Background: The epidemic of obesity has become a major challenge to health globally. Current pharmacological treatments for obesity are limited by their efficacy and side effects. Cassia seed (CS) is an herb commonly used for weight management in China. However, the bioactive compounds in CS with anti-obesity properties have not been identified and the relevant mechanisms of action are not clear.
Aim: To identify promising active compounds in CS as amylase and lipase inhibitors for weight management with molecular modelling and docking studies.
Methods: Autodock Vina [1] was the molecular docking software used in this study.
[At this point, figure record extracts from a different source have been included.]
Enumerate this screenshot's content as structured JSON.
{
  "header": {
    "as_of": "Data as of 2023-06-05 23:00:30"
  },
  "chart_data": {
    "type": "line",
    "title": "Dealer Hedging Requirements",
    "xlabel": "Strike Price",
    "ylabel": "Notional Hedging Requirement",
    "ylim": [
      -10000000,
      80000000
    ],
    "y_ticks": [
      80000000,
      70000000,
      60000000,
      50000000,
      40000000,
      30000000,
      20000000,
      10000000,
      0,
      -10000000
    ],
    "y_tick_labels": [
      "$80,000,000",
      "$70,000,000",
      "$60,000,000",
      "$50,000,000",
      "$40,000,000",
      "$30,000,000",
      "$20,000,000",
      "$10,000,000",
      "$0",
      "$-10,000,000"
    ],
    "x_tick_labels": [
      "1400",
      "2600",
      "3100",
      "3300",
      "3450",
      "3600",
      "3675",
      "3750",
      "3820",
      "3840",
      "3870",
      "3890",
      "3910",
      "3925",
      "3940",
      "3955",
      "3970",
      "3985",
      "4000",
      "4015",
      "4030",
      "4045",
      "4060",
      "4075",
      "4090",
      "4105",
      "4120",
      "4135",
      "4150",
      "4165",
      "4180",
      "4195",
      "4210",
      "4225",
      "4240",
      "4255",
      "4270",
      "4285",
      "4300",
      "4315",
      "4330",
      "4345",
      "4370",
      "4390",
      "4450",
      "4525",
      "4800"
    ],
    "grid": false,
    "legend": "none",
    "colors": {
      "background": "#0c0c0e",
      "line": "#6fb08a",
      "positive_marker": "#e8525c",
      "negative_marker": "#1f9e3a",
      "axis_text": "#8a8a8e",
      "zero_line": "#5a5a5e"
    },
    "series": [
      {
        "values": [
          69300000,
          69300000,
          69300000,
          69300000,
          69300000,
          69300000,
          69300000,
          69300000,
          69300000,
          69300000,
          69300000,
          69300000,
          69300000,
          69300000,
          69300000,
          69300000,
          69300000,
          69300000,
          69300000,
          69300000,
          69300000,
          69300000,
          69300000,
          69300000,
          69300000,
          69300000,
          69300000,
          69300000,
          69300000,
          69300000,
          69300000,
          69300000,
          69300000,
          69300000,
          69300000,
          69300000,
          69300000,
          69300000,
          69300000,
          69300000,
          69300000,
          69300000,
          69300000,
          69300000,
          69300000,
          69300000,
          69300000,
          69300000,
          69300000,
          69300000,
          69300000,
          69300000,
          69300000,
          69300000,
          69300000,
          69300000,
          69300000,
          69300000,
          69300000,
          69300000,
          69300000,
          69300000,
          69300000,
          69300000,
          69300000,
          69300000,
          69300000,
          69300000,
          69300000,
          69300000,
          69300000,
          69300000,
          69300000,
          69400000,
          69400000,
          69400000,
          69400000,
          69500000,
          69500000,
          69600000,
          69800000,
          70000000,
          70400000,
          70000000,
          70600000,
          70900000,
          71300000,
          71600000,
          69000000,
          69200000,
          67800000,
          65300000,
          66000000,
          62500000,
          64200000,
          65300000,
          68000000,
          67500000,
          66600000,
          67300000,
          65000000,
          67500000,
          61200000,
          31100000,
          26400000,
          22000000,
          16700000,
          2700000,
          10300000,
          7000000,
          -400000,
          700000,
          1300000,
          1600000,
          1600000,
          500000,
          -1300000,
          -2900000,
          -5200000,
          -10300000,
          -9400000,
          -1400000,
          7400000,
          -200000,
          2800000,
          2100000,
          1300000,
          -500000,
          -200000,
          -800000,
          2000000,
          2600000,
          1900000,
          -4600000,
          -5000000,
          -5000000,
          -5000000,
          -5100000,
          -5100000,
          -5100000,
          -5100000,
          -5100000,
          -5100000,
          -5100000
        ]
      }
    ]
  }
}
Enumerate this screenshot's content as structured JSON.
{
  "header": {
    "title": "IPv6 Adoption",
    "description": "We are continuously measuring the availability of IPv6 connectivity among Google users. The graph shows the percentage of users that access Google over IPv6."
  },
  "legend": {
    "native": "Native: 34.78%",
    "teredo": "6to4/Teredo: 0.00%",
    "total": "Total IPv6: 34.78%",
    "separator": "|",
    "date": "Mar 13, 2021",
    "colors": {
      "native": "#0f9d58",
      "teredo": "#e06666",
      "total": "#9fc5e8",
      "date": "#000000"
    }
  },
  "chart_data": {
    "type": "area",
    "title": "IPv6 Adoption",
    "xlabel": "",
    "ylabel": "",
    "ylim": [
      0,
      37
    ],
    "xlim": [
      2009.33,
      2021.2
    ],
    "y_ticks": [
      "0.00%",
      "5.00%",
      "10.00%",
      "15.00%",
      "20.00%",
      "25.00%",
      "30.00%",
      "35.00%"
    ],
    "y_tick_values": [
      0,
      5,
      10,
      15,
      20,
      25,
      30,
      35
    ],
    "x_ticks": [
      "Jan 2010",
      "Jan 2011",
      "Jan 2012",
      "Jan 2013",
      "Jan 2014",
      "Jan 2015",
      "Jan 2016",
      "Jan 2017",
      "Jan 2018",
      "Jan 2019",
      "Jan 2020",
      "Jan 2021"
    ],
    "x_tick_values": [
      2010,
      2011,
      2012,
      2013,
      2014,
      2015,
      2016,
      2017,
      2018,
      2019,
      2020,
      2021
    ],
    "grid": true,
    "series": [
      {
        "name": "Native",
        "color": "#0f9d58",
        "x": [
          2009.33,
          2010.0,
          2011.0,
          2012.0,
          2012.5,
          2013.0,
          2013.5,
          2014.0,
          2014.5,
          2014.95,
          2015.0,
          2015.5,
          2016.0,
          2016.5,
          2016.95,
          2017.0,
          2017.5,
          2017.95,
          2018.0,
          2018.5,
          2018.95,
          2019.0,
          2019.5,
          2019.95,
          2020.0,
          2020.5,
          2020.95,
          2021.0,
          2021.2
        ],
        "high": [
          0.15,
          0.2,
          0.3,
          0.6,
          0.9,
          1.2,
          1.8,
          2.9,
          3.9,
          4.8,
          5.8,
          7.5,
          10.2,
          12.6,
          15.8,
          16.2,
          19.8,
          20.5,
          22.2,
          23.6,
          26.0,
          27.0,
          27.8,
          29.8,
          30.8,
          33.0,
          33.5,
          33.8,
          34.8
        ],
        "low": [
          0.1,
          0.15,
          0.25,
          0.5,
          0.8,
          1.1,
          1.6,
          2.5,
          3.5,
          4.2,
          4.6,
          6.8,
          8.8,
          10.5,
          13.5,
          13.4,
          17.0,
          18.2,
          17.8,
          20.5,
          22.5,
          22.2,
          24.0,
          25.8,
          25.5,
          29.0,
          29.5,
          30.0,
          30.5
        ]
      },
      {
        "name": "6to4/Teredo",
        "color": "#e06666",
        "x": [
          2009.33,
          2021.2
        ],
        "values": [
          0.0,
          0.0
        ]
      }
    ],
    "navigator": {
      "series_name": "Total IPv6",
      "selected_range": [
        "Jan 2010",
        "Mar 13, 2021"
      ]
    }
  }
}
The selected ligands were orlistat (a drug designed to treat obesity) and 27 compounds reported to be present in CS. Seven amylases and lipases were used as protein targets. Every ligand was docked against each target and the binding affinity of the pair was calculated by Autodock Vina. The binding affinity indicates the strength of interaction between the ligand and target.
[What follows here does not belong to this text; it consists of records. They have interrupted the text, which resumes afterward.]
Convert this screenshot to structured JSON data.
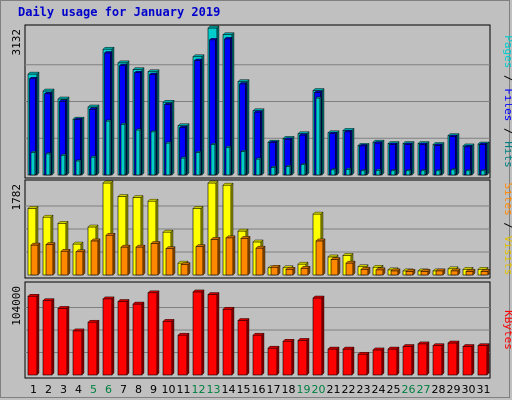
{
  "title": "Daily usage for January 2019",
  "colors": {
    "hits": "#00cccc",
    "files": "#0000ff",
    "pages": "#00cccc",
    "visits": "#ffff00",
    "sites": "#ff8800",
    "kbytes": "#ff0000",
    "weekend_tick": "#008040",
    "weekday_tick": "#000000",
    "panel_bg": "#c0c0c0",
    "grid": "#808080"
  },
  "chart_data": [
    {
      "type": "bar",
      "name": "hits-files-pages",
      "categories": [
        "1",
        "2",
        "3",
        "4",
        "5",
        "6",
        "7",
        "8",
        "9",
        "10",
        "11",
        "12",
        "13",
        "14",
        "15",
        "16",
        "17",
        "18",
        "19",
        "20",
        "21",
        "22",
        "23",
        "24",
        "25",
        "26",
        "27",
        "28",
        "29",
        "30",
        "31"
      ],
      "weekend_days": [
        "5",
        "6",
        "12",
        "13",
        "19",
        "20",
        "26",
        "27"
      ],
      "ymax_label": "3132",
      "ylim": [
        0,
        3132
      ],
      "series_labels": [
        "Pages",
        "Files",
        "Hits"
      ],
      "series": [
        {
          "name": "Hits",
          "values": [
            2150,
            1790,
            1620,
            1190,
            1450,
            2680,
            2390,
            2245,
            2200,
            1550,
            1050,
            2520,
            3132,
            2990,
            1990,
            1370,
            700,
            780,
            880,
            1800,
            900,
            950,
            630,
            700,
            670,
            670,
            670,
            650,
            840,
            620,
            660
          ]
        },
        {
          "name": "Files",
          "values": [
            2050,
            1730,
            1570,
            1180,
            1400,
            2600,
            2330,
            2180,
            2140,
            1500,
            1010,
            2440,
            2880,
            2900,
            1940,
            1340,
            690,
            760,
            850,
            1760,
            880,
            920,
            620,
            680,
            650,
            650,
            650,
            630,
            820,
            600,
            650
          ]
        },
        {
          "name": "Pages",
          "values": [
            480,
            450,
            420,
            300,
            380,
            1150,
            1080,
            960,
            920,
            680,
            360,
            480,
            650,
            590,
            500,
            340,
            160,
            180,
            220,
            1640,
            110,
            120,
            90,
            100,
            90,
            90,
            90,
            90,
            110,
            90,
            90
          ]
        }
      ],
      "grid": true
    },
    {
      "type": "bar",
      "name": "visits-sites",
      "categories": [
        "1",
        "2",
        "3",
        "4",
        "5",
        "6",
        "7",
        "8",
        "9",
        "10",
        "11",
        "12",
        "13",
        "14",
        "15",
        "16",
        "17",
        "18",
        "19",
        "20",
        "21",
        "22",
        "23",
        "24",
        "25",
        "26",
        "27",
        "28",
        "29",
        "30",
        "31"
      ],
      "ymax_label": "1782",
      "ylim": [
        0,
        1782
      ],
      "series_labels": [
        "Sites",
        "Visits"
      ],
      "series": [
        {
          "name": "Visits",
          "values": [
            1290,
            1120,
            1000,
            600,
            930,
            1782,
            1520,
            1500,
            1430,
            830,
            230,
            1290,
            1782,
            1740,
            850,
            640,
            140,
            140,
            210,
            1180,
            350,
            380,
            160,
            150,
            100,
            80,
            80,
            80,
            120,
            110,
            110
          ]
        },
        {
          "name": "Sites",
          "values": [
            580,
            590,
            460,
            450,
            660,
            770,
            540,
            540,
            610,
            510,
            200,
            550,
            690,
            720,
            710,
            520,
            150,
            110,
            130,
            660,
            300,
            230,
            110,
            100,
            80,
            70,
            70,
            80,
            80,
            70,
            70
          ]
        }
      ],
      "grid": true
    },
    {
      "type": "bar",
      "name": "kbytes",
      "categories": [
        "1",
        "2",
        "3",
        "4",
        "5",
        "6",
        "7",
        "8",
        "9",
        "10",
        "11",
        "12",
        "13",
        "14",
        "15",
        "16",
        "17",
        "18",
        "19",
        "20",
        "21",
        "22",
        "23",
        "24",
        "25",
        "26",
        "27",
        "28",
        "29",
        "30",
        "31"
      ],
      "ymax_label": "104000",
      "ylim": [
        0,
        104000
      ],
      "series_labels": [
        "KBytes"
      ],
      "series": [
        {
          "name": "KBytes",
          "values": [
            91000,
            86000,
            77000,
            51000,
            61000,
            88000,
            85000,
            82000,
            95000,
            62000,
            46000,
            96000,
            93000,
            76000,
            63000,
            46000,
            31000,
            39000,
            40000,
            89000,
            30000,
            30000,
            24000,
            29000,
            30000,
            33000,
            36000,
            34000,
            37000,
            33000,
            34000
          ]
        }
      ],
      "grid": true
    }
  ]
}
Results: The preliminary molecular docking study has shown that CS compounds emodin, alaternin, rubrofusarin gentiobioside and ononitol are comparable, in terms of binding affinity and efficiency, to orlistat. Predicted binding affinity values suggest that rubrofusarin exhibits similar affinity to lipase compared to orlistat; while emodin has substantially (> 20%) higher affinity, indicative of the latter's potential to act as an inhibitor with greater efficacy than orlistat.
Conclusion: The results suggest that some chemical compounds in CS may interact with amylase and lipase via a similar mechanism to orlistat. Further studies, with Biovia Discovery Studio [2], are recommended to identify ligand-receptor interactions at the binding sites to confirm if there is any inhibitory action.